You might have noticed that `pack`

returned a `BitStream`

rather than a `BitArray`

. This isn’t a problem as the `BitStream`

class just adds a few stream-like qualities to `BitArray`

which we’ll take a quick look at here.

First, let’s look at the stream we’ve just created:

```
>>> s
BitStream('0x000001b31601201')
```

The stream-ness of this object is via its bit position, and various reading and peeking methods. First let’s try a read or two, and see how this affects the bit position:

```
>>> s.pos
0
>>> s.read(24)
BitStream('0x000001')
>>> s.pos
24
>>> s.read('hex:8')
'b3'
>>> s.pos
32
```

First we read 24 bits, which returned a new `BitStream`

object, then we used a format string to read 8 bits interpreted as a hexadecimal string. We know that the next two sets of 12 bits were created from integers, so to read them back we can say

```
>>> s.readlist('2*uint:12')
[352, 288]
```

If you don’t want to use a bitstream then you can always use `unpack`

. This takes much the same form as `readlist`

except it just unpacks from the start of the bitstring. For example:

```
>>> s.unpack('bytes:4, 2*uint:12, uint:4')
['\x00\x00\x01\xb3', 352, 288, 1]
```

## Worked examples¶

Below are a few examples of using the bitstring module, as I always find that a good example can help more than a lengthy reference manual.

### Hamming distance¶

The Hamming distance between two bitstrings is the number of bit positions in which the two bitstrings differ. So for example the distance between 0b00110 and 0b01100 is 2 as the second and fourth bits are different.

Write a function that calculates the Hamming weight of two bitstrings.

```
def hamming_weight(a, b):
return (a^b).count(True)
```

Er, that’s it. The `^`

is a bit-wise exclusive or, which means that the bits in `a^b`

are only set if they differ in `a`

and `b`

. The `count`

method just counts the number of 1 (or True) bits.

```
>>> a = Bits('0b00110')
>>> hamming_weight(a, '0b01100')
2
```

### Sieve of Eratosthenes¶

The sieve of Eratosthenes is an ancient (and very inefficient) method of finding prime numbers. The algorithm starts with the number 2 (which is prime) and marks all of its multiples as not prime, it then continues with the next unmarked integer (which will also be prime) and marks all of its multiples as not prime.
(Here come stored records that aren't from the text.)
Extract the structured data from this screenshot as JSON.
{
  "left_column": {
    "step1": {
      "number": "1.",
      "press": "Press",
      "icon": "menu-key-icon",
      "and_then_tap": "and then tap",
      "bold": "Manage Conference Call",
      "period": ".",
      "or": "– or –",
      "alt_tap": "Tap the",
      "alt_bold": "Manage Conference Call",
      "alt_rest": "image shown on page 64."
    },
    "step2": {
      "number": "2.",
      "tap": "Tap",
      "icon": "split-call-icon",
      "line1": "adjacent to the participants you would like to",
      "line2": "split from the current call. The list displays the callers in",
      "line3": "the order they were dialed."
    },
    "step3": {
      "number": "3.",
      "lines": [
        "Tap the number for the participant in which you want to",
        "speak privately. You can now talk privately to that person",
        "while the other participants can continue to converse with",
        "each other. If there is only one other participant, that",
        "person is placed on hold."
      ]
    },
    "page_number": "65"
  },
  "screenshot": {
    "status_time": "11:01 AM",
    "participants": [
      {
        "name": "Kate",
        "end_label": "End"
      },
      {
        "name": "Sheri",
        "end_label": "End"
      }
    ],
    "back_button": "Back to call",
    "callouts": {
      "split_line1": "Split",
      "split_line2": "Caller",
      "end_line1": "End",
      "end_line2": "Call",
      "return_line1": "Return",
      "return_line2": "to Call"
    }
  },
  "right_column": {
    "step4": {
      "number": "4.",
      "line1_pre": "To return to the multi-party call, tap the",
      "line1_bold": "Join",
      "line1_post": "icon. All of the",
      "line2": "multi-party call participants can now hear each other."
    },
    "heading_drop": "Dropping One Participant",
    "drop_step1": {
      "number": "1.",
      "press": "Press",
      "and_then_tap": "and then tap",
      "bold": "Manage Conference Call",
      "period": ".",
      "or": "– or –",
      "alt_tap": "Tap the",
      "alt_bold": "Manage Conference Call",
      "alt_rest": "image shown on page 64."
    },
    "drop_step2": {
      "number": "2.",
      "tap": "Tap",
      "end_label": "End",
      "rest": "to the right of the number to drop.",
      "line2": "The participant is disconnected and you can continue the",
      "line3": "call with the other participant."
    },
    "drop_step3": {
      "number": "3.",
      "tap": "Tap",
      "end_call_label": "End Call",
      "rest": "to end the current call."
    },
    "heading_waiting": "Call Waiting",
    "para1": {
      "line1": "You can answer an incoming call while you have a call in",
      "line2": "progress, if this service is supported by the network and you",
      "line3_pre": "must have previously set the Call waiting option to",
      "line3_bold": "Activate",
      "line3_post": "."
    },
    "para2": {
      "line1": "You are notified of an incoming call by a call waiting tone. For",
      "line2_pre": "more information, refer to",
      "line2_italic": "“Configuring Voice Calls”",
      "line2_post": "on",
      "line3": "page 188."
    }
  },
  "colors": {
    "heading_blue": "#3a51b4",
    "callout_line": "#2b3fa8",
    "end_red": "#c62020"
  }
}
So to print all primes under a million you could write:

```
from bitstring import BitArray
# create a BitArray with a million zero bits.
# The bits will be set to indicate that the bit position isn't prime.
has_factors = BitArray(1000000)
for i in xrange(2, 1000000):
if not has_factors[i]:
print(i)
# Set all multiples of our prime to 1.
has_factors.set(True, xrange(i*2, 1000000, i))
```

I’ll leave optimising the algorithm as an exercise for the reader, but it illustrates both bit checking and setting. One reason you might want to use a bitstring for this purpose (instead of a plain list for example) is that the million bits only take up a million bits in memory, whereas for a list of integers it would be much more. Try asking for a billion elements in a list - unless you’ve got some really nice hardware it will fail, whereas a billion element bitstring only takes 125MB.